Facebook e algumas outras redes sociais recebem um sério aviso da União Europeia: em jogo está a segurança de menores na rede social.
Quem fala é Neelie Kroes, vice-presidente da Comissão e responsável pela Agenda Digital: após analisar as redes sociais de vários meios sociais, a amarga conclusão é que não há segurança suficiente para crianças que se aproximam do Facebook e sites semelhantes.
As únicas duas realidades que são promovidas são MySpace e Bebo, pois têm um sistema que garante automaticamente o acesso ao perfil de qualquer pessoa apenas através da rede de contatos pessoais, permitindo assim não se tornar presa fácil de mal-intencionados.
As redes sociais examinadas foram Facebook, Netlog, Bebo, MySpace, Arto, Hyves, Giovani.it, Nasza-klaza.pl, One.it, IRC Galleria, Tuenti, SchuelerVZ e Zap.lu.

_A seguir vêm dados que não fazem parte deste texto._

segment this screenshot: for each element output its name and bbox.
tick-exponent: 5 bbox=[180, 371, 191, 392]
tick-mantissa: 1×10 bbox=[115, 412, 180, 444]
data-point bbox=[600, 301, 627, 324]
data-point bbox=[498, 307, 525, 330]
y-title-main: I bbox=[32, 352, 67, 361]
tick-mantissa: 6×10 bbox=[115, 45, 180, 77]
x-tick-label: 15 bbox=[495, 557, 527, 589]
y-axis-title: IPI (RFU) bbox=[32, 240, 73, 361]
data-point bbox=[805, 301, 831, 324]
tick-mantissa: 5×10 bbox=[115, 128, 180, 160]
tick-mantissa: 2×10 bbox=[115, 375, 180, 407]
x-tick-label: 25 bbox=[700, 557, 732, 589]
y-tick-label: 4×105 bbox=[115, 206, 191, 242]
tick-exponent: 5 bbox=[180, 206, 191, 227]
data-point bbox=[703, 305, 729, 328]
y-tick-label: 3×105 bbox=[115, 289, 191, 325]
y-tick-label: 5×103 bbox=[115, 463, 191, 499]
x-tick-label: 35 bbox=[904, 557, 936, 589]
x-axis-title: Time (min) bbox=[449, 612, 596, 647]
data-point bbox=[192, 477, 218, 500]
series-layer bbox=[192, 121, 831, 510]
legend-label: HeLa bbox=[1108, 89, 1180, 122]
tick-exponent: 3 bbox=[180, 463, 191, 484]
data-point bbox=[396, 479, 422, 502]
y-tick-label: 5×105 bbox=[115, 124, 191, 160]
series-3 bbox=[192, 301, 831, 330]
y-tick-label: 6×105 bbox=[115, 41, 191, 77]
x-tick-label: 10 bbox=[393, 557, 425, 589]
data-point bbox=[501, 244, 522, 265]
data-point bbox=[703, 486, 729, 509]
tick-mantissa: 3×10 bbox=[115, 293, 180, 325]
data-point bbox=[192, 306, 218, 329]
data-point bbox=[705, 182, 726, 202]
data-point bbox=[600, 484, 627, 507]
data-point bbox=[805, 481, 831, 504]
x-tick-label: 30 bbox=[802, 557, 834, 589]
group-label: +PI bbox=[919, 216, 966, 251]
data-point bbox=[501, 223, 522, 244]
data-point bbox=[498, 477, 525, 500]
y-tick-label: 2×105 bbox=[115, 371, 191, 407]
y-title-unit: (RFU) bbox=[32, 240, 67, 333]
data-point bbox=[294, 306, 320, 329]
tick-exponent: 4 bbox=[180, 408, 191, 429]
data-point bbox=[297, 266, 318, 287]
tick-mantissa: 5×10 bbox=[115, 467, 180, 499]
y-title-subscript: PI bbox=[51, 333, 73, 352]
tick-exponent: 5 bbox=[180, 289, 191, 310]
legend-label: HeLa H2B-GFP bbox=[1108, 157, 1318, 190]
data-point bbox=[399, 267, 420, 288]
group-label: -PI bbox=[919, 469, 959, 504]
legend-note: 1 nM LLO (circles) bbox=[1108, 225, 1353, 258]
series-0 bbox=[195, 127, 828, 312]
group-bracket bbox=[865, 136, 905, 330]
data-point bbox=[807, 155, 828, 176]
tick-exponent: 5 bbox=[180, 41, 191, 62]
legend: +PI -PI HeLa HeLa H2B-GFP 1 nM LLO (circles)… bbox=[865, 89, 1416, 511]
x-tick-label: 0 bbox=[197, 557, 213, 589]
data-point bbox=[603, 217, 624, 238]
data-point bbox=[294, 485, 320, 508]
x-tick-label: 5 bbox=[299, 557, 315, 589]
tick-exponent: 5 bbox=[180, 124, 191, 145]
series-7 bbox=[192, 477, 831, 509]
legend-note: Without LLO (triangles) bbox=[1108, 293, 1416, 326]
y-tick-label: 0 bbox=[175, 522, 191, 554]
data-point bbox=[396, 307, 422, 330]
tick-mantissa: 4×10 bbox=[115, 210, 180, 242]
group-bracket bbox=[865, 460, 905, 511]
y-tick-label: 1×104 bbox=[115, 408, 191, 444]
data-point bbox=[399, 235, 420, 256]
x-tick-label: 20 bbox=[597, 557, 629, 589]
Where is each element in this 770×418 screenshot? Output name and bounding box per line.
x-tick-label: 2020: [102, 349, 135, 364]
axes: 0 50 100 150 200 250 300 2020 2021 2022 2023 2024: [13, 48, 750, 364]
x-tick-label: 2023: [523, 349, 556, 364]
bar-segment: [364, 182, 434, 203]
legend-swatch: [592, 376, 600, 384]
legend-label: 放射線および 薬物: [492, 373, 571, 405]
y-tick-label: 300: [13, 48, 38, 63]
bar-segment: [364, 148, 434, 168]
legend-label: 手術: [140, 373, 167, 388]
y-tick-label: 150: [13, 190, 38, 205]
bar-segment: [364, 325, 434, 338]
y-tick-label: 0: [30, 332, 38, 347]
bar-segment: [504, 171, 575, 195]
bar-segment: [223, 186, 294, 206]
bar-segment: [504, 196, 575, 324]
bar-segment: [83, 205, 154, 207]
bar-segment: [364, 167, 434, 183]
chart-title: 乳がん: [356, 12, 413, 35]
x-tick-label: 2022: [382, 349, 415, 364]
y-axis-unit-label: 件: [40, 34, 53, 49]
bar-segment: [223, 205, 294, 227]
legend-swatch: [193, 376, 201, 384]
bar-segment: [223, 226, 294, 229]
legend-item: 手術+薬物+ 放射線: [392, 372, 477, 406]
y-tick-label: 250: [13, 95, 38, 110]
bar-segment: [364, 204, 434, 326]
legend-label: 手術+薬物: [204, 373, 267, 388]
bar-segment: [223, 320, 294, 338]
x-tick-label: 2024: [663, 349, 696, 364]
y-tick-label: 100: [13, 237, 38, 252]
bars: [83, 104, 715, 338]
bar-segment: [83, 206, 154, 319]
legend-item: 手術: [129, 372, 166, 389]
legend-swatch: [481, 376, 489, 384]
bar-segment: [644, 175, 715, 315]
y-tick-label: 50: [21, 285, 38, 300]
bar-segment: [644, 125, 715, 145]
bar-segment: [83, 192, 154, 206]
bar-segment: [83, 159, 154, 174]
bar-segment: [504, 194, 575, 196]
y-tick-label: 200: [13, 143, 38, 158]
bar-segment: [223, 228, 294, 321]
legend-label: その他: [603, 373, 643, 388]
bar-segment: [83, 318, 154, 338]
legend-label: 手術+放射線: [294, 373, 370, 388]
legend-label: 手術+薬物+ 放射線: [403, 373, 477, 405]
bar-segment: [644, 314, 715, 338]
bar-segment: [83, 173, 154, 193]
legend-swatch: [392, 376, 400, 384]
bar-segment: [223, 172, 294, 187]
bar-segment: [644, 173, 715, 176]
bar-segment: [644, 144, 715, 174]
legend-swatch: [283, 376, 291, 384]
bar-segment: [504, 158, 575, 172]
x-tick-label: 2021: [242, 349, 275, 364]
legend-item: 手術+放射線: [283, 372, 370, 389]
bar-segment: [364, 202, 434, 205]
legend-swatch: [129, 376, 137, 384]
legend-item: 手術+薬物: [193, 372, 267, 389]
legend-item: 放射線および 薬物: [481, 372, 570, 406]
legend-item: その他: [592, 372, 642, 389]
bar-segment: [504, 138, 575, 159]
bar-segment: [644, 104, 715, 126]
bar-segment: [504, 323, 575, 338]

Além da segurança de menores em redes sociais, o que também preocupa é a gestão da sua reputação online. Como afirma Kroes “Os jovens não estão plenamente conscientes das potenciais consequências da publicação online de demasiados detalhes sobre a sua vida privada”.
Neste ponto, obviamente, é necessário trazer à tona a educação “digital” que os pais (talvez com a ajuda também dos professores) deveriam transmitir aos mais jovens: uma tarefa que não cabe aos gestores de redes sociais, mas que certamente poderia ser realizada em parte, pelo menos tentando especificar com mais veemência regulamentos e consequências da própria socialidade 2.0.
No geral, a investigação pôde constatar que, exceto Arto, todas as redes sociais analisadas fornecem pontualmente assistência (cujos tempos de resposta melhoraram em relação ao ano passado) e informações relativas à segurança, escritas de forma bastante compreensível também para um garoto.
Estes últimos são sinais certamente importantes e de atenção para os mais jovens, sem dúvida mais positivos em comparação com as avaliações anteriores; no entanto, ainda há muito a fazer e, não por acaso, as futuras investigações da União Europeia se concentrarão em mais 9 sites frequentados por menores.